Guernsey Press

Airport forecourt access could be limited after traffic jams

VEHICLE access to the airport forecourt could be limited unless drivers stop causing traffic jams in front of the terminal.

Queues around the airport forecourt are common at Guernsey Airport, especially on Sunday nights when usually four busy UK flights all arrive within half an hour. (32765852)

There has long been issues with cars slowly driving around the forecourt while waiting for passengers, rather than going into the car park.

The warning comes after the airport halved the amount of time people could park for free from an hour to 30 minutes in October.

Guernsey Ports passenger operations manager Harrison Bird said that further measures were now being actively considered, and this could include limiting access to the forecourt at certain times.

‘Ultimately, we cannot allow vehicles to remain stationary outside the terminal building for prolonged periods of time, for safety and security reasons,’ he said.

‘When traffic issues have arisen, it is because many vehicles circulating the forecourt were there to meet passengers who had not yet landed.

'This has prevented other drivers from collecting travellers who were waiting outside the terminal, causing further congestion and tailbacks in traffic, which can then block access to the main car parks.’

The congestion occurs most often at the end of the day, with the worst problems usually coming on Sunday nights, when four UK flights land within half an hour.

Mr Bird said that Guernsey Ports continued to work with stakeholders to balance airline schedules with the needs of travellers.

‘We appreciate that timetables are established many months in advance, and we acknowledge that there is a natural demand from passengers to return to the island last thing on a Sunday,’ he said.

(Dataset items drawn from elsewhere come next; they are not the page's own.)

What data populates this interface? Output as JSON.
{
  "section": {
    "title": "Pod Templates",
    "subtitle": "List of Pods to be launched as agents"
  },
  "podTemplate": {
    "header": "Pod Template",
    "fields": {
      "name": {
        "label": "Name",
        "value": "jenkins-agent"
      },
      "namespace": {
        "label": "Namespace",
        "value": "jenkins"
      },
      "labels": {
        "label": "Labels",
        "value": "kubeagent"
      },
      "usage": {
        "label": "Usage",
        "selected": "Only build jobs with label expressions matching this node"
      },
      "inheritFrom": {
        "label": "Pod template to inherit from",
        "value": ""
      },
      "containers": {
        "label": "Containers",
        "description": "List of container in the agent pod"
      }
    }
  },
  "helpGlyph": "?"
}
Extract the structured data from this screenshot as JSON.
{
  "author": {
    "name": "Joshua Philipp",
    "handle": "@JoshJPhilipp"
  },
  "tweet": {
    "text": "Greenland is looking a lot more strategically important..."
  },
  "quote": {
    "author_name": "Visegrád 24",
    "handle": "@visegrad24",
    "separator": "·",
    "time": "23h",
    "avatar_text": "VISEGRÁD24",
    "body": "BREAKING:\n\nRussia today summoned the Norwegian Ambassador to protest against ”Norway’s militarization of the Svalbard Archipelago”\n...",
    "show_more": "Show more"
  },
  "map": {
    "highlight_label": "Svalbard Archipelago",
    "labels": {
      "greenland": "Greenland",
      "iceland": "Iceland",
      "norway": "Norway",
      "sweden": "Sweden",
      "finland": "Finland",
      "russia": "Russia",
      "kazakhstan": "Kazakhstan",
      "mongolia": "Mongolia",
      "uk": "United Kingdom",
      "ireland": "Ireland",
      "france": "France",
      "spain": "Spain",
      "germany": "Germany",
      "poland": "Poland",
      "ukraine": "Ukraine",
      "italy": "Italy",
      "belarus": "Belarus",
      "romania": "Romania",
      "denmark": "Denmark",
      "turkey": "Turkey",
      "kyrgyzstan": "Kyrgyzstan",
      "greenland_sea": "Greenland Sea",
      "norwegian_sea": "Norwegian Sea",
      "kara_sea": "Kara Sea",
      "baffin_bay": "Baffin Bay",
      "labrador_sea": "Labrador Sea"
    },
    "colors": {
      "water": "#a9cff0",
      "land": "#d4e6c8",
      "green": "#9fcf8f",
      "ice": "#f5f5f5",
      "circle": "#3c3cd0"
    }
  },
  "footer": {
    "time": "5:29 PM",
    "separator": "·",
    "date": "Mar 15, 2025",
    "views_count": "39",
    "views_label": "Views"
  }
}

‘We are doing our best to accommodate the needs of travellers and the airline schedules.’

Guernsey Ports is advising people collecting passengers to wait until the plane has landed before setting off for the airport, or to park in the airport car park.

Mr Bird said there was live arrival information available at, and islanders could also track flights on websites such as

‘Our website is updated as soon as the aircraft touches down, which can save people from coming up to the airport early and having to park for longer than 30 minutes,’ he said.

‘This would undoubtedly alleviate pressure on the forecourt, while saving people time and frustration from being stuck in traffic gridlock following a late flight.’